Much more can be done. Stoke-on-Trent has always had huge potential just waiting to be unleashed. Projects that deliver truly meaningful changes to the social and economic outcomes of our deprived communities will be those that tackle the underlying barriers to progress. Those can only be known locally, which is why inspiring community engagement in the process of delivery is so important.

I am pleased to have worked closely recently with the Coalfields Regeneration Trust in Mere, where we have launched the “Engage Mere” project. That pilot project is focused on working collaboratively to support local people to overcome some of the deeper-seated employment and health barriers many face, and delivering long-term improvements to quality of life. We need to see more support for projects like that.

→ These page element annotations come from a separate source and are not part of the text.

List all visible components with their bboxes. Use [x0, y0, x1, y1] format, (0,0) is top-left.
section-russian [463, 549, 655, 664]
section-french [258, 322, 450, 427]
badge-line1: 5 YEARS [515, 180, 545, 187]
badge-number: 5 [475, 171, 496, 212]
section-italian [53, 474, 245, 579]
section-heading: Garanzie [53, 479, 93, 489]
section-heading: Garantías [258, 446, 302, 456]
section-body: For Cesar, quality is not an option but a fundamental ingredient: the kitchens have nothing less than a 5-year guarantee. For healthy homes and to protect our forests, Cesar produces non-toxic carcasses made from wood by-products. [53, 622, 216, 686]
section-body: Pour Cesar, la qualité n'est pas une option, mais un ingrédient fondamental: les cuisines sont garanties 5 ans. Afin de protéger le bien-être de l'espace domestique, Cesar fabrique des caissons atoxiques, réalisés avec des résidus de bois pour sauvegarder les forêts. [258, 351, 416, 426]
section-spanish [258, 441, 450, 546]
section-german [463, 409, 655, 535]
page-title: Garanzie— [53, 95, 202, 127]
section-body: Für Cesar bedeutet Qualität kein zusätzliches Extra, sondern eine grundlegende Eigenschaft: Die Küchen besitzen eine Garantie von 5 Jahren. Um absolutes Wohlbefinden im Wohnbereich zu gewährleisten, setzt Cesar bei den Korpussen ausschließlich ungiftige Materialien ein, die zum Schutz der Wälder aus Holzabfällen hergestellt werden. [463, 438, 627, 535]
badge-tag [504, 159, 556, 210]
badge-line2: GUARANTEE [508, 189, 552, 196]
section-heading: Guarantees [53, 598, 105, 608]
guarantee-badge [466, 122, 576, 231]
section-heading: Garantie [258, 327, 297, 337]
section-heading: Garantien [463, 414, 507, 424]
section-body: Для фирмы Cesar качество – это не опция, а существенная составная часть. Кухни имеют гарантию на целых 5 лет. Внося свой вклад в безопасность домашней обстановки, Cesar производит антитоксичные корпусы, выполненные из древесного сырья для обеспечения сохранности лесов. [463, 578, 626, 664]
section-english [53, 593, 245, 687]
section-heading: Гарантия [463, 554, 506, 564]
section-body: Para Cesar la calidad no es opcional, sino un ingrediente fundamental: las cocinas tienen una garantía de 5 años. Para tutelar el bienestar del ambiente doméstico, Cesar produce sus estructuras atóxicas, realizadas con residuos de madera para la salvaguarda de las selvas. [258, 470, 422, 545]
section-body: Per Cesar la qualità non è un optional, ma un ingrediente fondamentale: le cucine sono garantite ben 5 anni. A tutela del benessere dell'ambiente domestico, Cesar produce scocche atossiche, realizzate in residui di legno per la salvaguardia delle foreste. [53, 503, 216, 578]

This is the main thing I want to contribute to today’s debate, because it can be overlooked. There is a need for oversight and democratic accountability in allocating some of these funds. The best way to achieve that is through requiring project sponsorship of local MPs, as is already the case with local bids for national funding through the restoring your railway fund, led by the Department for Transport, and through the levelling-up fund, where local MPs rank priorities. That has been done because MPs are likely to back schemes that generally have wider community support. We are, of course, democratically accountable for our sponsorship decisions. MPs’ sponsorship would ensure that we do not see projects coming forward that do not align with local priorities and do not have local community support.

There are certainly many groups in my constituency that I am keep to support and promote, with the longer-term interests of the community in mind. I would happily sponsor community wealth fund projects that have achieved goals. I know that the local community shares and can deliver the long-lasting improvements needed. I am sure I am not alone in that. Community wealth funds have a vital role to play in ensuring we achieve the mission of levelling up for every part of the UK. As MPs, we must play our full part in realising those benefits.